Technology has the power to transform education in the UK for the better, but is not being used to full effect because teachers often do not know how best to utilise it.
According to new research from the National Endowment for Science, Technology and the Arts (Nesta), the UK's innovation foundation, schools believe the hype when it comes to digital education and are spending more than £450 million a year, despite having little evidence of the actual benefits this will bring.
However, its Decoding Learning report also indicated that technology is only really beneficial when it is combined with effective teaching methods and practices. In reality, technology is often introduced without any changes to either teaching or school organisation.
With an ever-greater amount of school budgets going towards technology, it is becoming increasingly important for schools to ensure that they have a clear understanding of its potential benefits.
It is also incumbent on them to train existing staff and hire people to teaching jobs with the skills required to utilise these technologies.
Nesta said that schools are purchasing tablets, voting pods, smart whiteboards and interactive games with the expectation of significantly enhanced learning, but have failed in many cases to demonstrate any perceptible improvements in teaching standards.

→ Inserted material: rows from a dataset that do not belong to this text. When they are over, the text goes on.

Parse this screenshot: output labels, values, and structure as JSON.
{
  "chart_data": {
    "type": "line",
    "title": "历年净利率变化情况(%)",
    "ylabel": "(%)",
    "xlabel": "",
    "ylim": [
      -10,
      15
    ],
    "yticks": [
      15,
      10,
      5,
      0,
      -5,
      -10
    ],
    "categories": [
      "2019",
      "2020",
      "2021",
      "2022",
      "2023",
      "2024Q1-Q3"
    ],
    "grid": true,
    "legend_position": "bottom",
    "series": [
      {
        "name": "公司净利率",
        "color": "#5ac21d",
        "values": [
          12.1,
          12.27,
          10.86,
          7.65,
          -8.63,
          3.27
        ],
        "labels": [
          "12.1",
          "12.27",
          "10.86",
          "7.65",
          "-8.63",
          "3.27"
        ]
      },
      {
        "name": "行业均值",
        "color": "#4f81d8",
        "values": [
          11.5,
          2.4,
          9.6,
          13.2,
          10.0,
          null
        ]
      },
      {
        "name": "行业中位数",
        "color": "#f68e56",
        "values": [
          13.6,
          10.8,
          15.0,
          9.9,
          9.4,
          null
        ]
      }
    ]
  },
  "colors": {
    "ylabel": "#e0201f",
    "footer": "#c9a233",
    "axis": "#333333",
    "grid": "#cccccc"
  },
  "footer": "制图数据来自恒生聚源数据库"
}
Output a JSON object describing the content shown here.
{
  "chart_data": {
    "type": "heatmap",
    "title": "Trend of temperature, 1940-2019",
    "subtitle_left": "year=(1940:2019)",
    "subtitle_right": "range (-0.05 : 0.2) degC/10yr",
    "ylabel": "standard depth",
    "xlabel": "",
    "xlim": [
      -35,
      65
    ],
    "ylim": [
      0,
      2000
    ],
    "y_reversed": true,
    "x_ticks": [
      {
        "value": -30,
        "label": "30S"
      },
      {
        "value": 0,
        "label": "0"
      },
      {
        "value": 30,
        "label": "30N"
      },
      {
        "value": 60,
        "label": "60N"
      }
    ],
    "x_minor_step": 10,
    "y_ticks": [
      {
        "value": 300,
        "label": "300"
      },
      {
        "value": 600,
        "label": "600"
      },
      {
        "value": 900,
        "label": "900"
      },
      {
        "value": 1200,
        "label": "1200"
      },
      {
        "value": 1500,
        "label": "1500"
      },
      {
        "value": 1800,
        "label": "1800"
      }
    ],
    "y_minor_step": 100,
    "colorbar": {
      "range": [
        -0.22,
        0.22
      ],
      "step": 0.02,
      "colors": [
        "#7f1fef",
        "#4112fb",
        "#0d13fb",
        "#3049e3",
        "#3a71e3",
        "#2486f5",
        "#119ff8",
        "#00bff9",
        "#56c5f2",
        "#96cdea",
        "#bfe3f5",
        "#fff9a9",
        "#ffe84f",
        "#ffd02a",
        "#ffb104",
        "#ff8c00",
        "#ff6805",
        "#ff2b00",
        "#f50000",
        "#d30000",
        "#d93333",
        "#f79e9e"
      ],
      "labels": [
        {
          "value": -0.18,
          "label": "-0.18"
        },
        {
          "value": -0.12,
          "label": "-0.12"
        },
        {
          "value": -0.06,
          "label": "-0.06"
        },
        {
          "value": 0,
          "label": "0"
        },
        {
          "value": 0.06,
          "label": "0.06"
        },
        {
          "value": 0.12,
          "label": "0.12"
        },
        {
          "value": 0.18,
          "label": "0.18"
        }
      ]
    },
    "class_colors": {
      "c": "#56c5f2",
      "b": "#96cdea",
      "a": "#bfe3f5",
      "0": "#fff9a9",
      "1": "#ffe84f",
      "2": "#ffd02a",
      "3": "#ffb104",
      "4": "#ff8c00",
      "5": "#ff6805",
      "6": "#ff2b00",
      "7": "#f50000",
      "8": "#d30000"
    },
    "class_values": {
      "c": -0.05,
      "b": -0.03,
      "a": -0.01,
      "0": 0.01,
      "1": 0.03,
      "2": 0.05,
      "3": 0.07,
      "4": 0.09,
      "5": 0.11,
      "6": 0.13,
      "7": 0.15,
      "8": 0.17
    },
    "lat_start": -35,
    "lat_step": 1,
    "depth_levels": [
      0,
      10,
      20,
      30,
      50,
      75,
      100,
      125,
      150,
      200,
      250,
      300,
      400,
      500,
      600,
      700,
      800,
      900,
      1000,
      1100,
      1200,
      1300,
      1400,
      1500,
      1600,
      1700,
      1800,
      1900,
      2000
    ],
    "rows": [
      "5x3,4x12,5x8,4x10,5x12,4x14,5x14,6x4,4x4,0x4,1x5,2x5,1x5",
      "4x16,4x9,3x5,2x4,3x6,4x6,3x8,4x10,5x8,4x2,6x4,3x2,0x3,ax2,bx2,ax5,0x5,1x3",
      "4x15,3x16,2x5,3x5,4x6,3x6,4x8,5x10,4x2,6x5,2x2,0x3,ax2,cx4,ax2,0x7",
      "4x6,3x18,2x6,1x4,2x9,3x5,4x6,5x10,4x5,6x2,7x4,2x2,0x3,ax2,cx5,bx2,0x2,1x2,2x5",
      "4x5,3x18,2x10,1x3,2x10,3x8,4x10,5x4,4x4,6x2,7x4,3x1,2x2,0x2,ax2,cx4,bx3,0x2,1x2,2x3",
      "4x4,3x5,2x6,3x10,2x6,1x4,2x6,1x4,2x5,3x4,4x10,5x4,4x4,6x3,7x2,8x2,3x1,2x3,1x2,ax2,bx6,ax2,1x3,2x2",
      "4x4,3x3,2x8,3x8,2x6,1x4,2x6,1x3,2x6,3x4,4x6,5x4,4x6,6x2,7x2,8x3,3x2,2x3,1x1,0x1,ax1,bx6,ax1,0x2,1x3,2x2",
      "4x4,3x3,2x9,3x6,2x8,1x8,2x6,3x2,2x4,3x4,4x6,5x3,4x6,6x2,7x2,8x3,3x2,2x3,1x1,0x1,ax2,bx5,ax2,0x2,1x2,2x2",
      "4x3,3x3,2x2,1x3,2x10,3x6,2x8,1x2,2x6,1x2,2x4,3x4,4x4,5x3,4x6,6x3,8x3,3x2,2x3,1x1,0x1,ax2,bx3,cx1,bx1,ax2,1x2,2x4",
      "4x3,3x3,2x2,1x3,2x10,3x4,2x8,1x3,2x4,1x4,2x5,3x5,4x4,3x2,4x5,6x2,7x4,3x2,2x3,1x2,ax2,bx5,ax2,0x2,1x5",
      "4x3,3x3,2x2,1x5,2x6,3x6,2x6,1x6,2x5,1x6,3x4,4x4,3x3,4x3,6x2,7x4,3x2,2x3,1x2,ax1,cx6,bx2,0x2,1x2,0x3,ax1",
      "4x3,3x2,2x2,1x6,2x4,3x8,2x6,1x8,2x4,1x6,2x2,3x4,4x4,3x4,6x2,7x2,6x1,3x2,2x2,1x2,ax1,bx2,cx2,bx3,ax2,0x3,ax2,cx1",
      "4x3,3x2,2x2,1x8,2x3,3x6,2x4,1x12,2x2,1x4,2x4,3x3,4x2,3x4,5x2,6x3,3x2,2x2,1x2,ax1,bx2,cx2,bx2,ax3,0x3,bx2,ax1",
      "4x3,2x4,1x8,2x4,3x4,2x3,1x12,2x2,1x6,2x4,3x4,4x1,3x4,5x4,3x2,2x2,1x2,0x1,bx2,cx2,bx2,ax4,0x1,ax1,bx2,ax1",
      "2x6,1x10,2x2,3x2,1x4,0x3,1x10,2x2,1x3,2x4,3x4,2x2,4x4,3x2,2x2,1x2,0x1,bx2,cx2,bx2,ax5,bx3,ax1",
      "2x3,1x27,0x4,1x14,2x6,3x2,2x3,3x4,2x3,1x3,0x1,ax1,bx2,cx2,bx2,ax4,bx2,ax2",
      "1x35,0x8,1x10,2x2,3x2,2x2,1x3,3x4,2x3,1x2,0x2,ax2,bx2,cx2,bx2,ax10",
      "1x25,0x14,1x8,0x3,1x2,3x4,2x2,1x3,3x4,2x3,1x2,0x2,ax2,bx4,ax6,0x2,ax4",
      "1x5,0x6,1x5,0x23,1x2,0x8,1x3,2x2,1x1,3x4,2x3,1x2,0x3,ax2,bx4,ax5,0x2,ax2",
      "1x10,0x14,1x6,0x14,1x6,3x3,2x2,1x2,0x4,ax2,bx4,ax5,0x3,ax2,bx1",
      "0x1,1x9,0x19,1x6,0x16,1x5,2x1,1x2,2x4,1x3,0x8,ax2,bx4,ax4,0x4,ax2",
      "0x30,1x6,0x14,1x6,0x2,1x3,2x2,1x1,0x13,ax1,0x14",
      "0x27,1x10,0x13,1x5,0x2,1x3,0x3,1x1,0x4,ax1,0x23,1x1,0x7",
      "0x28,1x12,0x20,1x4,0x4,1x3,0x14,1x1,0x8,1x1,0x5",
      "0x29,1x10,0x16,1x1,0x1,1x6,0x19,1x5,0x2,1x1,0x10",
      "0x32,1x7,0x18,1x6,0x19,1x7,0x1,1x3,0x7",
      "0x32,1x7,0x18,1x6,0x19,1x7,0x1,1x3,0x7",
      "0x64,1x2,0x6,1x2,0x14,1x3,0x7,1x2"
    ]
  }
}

Geoff Mulgan, chief executive of Nesta, attempted to get to the heart of the problem, noting: "A tablet replacing an exercise book is not innovation - it's just a different way to make notes. There's incredible potential for digital technology in and beyond the classroom: but as in other fields, from healthcare to retail, it is vital to rethink how learning is organised if we're to reap the rewards."
"The danger is that the technology of the 21st century is being applied using teaching methods of the 20th. The emphasis is too often on shiny hardware - rather than how it's to be used."
The Decoding Learning report concluded that education technology must be designed around how students are learning and deployed to support existing teaching practices, rather than looking to fundamentally change classroom teaching.